Confusion covered her face. She looked to the ground as she tried to think. The effort looked physically painful.

“I do not remember,” she replied.

Those words again, “I do not remember.” The same thing she had said when watching Chakrika feed Quintus.

“Was it a body language thing?” he asked, probing. “Can you sense when I’m, well…in the mood?”

She shook her head evenly, saying, “I am not directed to pay attention to a Master’s body language, it is an indirect and imprecise form of communication. Only to his spoken commands do I respond.”

“And I never told you to do what you were doing,” Rex continued.

“I do not remember you saying so. This woman does not know why I did so,” she said.

“I told you to use pronouns,” Rex said, more curious than annoyed.

“You did,” she replied.

“Why did you just say ‘this woman’ then?”

“I do not know,” she replied. “I do not remember why.”

He jumped out of bed, digging a robe out of his hamper. As he pulled it on, he noticed Second had stripped bare, no doubt to “facilitate his needs.” He sighed, staring a bit too long at her genetically perfect form. For people of vaguely defined sexuality, her creators sure did know how to draw a man’s attention. Tearing his gaze away, he dug around for a towel.

“Wrap this around your body,” he ordered. “And follow me to the sick bay.”

She followed him out of the room silently. They moved down the hall and into the sickbay. Rex pointed to the free bed. She moved to it, lying down with the towel still on.

“Computer, scan her brain.”

The scanner descended. A humming sound filled the room as it mapped out her mind. Five minutes passed before it retracted back toward the ceiling.


Scan complete
,” the computer announced.

“Compare it with her previous scan.
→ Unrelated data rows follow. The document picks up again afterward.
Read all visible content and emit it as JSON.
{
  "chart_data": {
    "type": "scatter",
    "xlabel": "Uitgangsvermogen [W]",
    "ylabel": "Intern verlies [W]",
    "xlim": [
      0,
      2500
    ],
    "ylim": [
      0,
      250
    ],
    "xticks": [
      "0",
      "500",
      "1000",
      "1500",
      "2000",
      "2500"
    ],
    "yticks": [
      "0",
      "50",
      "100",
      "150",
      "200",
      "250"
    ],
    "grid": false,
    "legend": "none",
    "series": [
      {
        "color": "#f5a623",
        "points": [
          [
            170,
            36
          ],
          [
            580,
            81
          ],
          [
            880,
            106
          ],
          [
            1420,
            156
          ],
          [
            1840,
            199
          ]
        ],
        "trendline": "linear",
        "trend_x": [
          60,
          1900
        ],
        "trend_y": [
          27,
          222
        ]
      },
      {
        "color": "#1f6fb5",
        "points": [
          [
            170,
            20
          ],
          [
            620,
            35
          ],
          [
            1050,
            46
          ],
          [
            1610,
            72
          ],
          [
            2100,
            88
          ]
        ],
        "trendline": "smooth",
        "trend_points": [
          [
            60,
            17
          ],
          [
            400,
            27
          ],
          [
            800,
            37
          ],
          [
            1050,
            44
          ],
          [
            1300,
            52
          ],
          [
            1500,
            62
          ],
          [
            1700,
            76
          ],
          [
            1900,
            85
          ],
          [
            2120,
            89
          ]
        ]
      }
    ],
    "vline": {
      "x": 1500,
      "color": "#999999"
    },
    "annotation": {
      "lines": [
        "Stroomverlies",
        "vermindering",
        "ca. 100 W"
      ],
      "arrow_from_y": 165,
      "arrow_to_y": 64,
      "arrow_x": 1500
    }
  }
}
Tell me if any major differences are present.”

As it compiled he left the sick bay, walking through the common room to the kitchen. He got himself a glass of water. As he made his way back toward the sick bay, he heard the baby wail. Lucius’s hushed voice came next, followed by Chakrika’s footfalls as she sped from her cabin to Lucius’s. The cries quieted a moment later.

Rex reentered the sickbay. A pair of three-dimensional projections hovered in the middle of the room. Both were of Second’s brain, one from her initial scan, one just complete.